Japan finishes world's largest fusion reactor Six stories high. 360 million degrees Fahrenheit
Futurism.com carries a report on the inauguration by Japan of the world's biggest experimental nuclear fusion reactor. Caliber.Az reprints the article.
Blowing Fusion
Japan has officially inaugurated the world's biggest experimental nuclear fusion reactor.
The reactor, dubbed JT-60SA, represents the latest testbed for a potentially transformative source of renewable energy harvested from atoms fusing together under immense pressure and incredibly high temperatures — without risking a nuclear meltdown.
But despite almost a century of fusion research, we've only been able to make small, incremental steps towards achieving the "holy grail" of producing a meaningful amount of net positive energy. Whether this grand new facility will make any strides toward a practical solution is anyone's guess.
Smash of Clans
Japan's latest reactor is six stories high and can heat plasma to a blistering 360 million degrees Fahrenheit inside its donut-shaped "tokamak" chamber. It's meant to lay the groundwork for the even larger International Thermonuclear Experimental Reactor (ITER), which is currently being constructed in France.
As Agence France-Presse reports, ITER is already well over budget and technical problems are delaying its development significantly.
Despite these setbacks, scientists are eager to give the JT-60SA reactor, a Japan-European Union collaboration, a whirl.
"It's the result of a collaboration between more than 500 scientists and engineers and more than 70 companies throughout Europe and Japan," said Sam Davis, deputy project leader for the JT-60SA, during the inauguration last week.
Despite plenty of disappointing results and setbacks over the years, it's an exciting time for fusion energy. The inauguration comes after researchers at the Lawrence Livermore National Laboratory claimed to have produced a net energy gain using the "world's largest and highest energy laser system," a fusion reactor that works very differently from both ITER and JT-60SA.

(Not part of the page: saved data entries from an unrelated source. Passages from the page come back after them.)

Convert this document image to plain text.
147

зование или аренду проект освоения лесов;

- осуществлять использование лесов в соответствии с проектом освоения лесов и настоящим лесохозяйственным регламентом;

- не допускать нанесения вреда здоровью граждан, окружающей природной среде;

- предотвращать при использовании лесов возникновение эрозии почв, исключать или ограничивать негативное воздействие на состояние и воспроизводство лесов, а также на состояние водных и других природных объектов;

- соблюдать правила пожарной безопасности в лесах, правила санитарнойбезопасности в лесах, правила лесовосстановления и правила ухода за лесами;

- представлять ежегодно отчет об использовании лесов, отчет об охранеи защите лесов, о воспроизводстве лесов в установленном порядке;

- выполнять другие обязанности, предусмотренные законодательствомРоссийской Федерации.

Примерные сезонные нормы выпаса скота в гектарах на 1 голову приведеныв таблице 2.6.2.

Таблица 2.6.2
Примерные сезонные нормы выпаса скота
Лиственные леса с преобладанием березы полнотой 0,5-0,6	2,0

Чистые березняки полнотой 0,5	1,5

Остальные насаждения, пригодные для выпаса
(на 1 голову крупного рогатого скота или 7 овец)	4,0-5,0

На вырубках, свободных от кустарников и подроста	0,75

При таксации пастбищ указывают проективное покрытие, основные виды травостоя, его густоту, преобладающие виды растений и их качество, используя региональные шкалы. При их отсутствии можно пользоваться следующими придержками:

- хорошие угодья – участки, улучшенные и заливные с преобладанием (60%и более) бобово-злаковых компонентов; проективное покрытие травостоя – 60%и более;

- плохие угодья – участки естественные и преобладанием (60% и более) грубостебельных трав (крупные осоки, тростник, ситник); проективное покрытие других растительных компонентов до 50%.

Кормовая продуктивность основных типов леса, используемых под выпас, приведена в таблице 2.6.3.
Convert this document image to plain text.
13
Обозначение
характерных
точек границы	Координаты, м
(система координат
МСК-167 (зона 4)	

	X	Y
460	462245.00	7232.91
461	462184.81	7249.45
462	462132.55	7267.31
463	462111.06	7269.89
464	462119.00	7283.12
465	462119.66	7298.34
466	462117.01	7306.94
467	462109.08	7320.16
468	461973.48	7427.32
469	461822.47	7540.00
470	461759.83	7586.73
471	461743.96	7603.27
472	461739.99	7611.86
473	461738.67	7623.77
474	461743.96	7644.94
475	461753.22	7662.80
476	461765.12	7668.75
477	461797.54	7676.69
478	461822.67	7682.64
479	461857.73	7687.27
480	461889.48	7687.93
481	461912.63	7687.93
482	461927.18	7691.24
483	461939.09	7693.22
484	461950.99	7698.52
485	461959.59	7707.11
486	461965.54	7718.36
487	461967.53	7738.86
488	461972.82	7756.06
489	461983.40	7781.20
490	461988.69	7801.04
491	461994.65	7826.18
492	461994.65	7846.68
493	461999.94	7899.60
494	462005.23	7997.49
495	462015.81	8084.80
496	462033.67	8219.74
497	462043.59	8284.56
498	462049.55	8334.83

In August, the team claimed it had achieved the feat for a second time. However, the jury is still out on whether these experiments actually represent a major breakthrough, as the results have yet to be thoroughly vetted by outside experts.
Whether JT-60SA, or its much larger sibling, will finally be able to demonstrate that fusing atoms can represent a sea change in our efforts to power the world with renewable energy remains to be seen as well.